12 Eylül, yerelleşme ve İslamcılık

Yavuz Çobanoğlu - Sosyolog, Akademisyen 

12 Eylül Askerî Darbesi’nin 43. yılı da hafta içerisinde geride kaldı. Bugün bu darbeyi, “basit bir tarihî olay” şeklinde değerlendirenler, “boş verin önümüze bakalım” diyenler olabilir, hatta vardır da… Fakat esasen 12 Eylül, bir ülkenin daha müreffeh ve daha özgür olma yoluna taş koyan, yüz binlerce insanı işkencelerden geçiren, devlet memurluğundan atan, yurtdışına gitmelerine sebep olan, pek çoğunu idam eden, öldüren, kaybeden ve daha nicelerinin hayatlarını geri dönülmez şekilde değiştiren; ülke ekonomisini ise neoliberal soyguncuların talanına açıp, halka ait yerüstü ve yeraltı ne varsa “özelleştirme” adı altında sermayedarlara sunan bir halk düşmanlığının miladıdır. Yükselen toplumsal bilinci ülkeye “bol” gören; sendikal hakları ve örgütlülüğü, patronların kişisel istikbali adına tehlike olarak kabul eden; daha uysal ve disiplin edilebilir nesiller yetiştirmek için de İslamcılar’ın rüyalarında dahi göremeyecekleri dindarlaştırma politikalarını uygulayan bir darbe rejiminin de adıdır. Bu yüzden günümüzü anlamaya yönelik her siyasi analiz, 12 Eylül’den bahsetmelidir; yoksa eksik kalacaktır. 

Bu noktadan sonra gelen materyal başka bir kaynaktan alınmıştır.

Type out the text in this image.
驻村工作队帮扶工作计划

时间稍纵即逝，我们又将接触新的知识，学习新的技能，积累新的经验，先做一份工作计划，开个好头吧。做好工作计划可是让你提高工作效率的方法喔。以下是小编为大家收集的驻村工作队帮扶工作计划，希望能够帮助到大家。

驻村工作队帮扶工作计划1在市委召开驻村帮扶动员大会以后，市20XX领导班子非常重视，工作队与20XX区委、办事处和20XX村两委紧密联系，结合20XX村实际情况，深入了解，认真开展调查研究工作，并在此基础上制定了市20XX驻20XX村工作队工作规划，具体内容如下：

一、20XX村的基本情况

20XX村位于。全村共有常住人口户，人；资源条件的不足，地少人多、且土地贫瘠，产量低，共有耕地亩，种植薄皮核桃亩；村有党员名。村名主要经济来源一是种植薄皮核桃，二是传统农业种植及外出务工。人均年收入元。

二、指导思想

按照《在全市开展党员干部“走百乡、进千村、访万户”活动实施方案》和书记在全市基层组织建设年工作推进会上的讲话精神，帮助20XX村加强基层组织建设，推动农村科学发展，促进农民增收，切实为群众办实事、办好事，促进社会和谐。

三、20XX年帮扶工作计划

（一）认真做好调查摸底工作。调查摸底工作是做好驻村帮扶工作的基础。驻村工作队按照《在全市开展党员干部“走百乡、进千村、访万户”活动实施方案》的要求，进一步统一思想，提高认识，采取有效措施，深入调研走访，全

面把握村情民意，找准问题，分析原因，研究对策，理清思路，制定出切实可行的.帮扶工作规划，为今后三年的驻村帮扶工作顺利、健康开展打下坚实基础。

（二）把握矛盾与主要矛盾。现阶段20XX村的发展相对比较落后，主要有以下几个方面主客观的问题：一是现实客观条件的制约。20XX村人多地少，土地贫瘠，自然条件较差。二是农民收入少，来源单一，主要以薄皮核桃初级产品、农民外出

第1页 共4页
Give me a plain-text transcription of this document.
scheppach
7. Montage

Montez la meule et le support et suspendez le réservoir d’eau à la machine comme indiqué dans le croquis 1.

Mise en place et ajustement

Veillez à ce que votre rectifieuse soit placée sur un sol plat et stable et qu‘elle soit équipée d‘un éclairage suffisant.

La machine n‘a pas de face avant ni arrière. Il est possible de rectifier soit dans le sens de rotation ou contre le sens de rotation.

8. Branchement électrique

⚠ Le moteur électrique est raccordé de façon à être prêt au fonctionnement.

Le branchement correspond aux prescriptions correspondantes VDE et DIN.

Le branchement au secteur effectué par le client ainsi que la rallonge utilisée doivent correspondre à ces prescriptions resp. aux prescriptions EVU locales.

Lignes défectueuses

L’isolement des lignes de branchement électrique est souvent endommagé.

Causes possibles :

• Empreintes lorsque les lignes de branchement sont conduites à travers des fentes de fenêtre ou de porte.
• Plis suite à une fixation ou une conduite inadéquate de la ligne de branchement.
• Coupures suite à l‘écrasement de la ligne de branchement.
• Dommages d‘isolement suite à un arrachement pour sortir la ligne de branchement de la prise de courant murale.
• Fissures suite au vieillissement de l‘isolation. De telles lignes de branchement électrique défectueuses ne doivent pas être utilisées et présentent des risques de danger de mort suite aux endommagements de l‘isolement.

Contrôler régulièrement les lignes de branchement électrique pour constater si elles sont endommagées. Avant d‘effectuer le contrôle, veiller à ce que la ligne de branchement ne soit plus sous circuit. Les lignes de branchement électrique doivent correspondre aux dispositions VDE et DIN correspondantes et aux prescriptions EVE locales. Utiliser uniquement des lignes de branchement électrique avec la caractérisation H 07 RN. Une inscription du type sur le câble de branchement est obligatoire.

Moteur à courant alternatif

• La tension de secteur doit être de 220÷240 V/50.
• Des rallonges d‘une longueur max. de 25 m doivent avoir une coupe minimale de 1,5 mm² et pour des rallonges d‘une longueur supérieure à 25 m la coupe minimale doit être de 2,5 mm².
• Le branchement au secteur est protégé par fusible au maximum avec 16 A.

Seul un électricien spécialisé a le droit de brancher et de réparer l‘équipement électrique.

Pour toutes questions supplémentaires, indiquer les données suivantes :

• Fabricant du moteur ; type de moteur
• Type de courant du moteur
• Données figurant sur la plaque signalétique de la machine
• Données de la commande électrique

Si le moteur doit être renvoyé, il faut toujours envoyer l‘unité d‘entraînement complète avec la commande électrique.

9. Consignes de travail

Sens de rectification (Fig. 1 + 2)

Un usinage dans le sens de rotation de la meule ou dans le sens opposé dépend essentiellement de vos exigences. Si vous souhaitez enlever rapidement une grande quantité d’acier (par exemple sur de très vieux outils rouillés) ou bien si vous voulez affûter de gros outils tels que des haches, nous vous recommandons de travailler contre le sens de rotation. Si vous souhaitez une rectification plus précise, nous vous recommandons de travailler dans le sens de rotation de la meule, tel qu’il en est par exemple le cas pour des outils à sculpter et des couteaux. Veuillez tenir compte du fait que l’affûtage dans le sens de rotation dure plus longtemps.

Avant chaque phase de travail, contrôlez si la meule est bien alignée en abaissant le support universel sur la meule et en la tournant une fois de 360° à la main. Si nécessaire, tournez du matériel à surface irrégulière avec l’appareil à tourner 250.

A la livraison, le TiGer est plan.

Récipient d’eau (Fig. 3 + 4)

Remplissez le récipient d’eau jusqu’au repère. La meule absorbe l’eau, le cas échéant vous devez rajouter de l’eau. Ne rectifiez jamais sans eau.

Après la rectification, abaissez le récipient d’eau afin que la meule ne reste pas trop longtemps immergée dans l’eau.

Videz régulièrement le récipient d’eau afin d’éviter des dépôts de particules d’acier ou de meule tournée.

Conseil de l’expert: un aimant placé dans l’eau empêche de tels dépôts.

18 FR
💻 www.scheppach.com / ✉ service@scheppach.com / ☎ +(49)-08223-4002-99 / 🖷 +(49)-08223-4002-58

Diğer taraftan, “darbecilere ne oldu?” sorusu da bugünü anlamak için yararlı olabilir. Bilindiği üzere 12 Eylül rejiminin “Güvenlik Konseyi” adıyla payelenen kuruldaki tüm generaller hiçbir ceza almadan, sırtları sıvazlanarak ve tüm suçlarıyla huzur içinde öldüler. Hatta “darbelere karşı” savaş ilan edildiği söylenen, üzerine bir de 12 Eylül tarihi seçilerek “özgürlük” referandumu bile yapılan AKP rejiminde, 2015’te ölen darbe lideri Kenan Evren, askerî törenle Devlet Mezarlığı’na defnedildi. Dolayısıyla bugün Türkiye’de “12 Eylül ile hesaplaşma” söylemi, artık sadece metafiziğin konusu olabilir ve buradaki romantizmle de ancak elli yıldır “beyaz eller savcısı” bekleyenler yarışabilir. 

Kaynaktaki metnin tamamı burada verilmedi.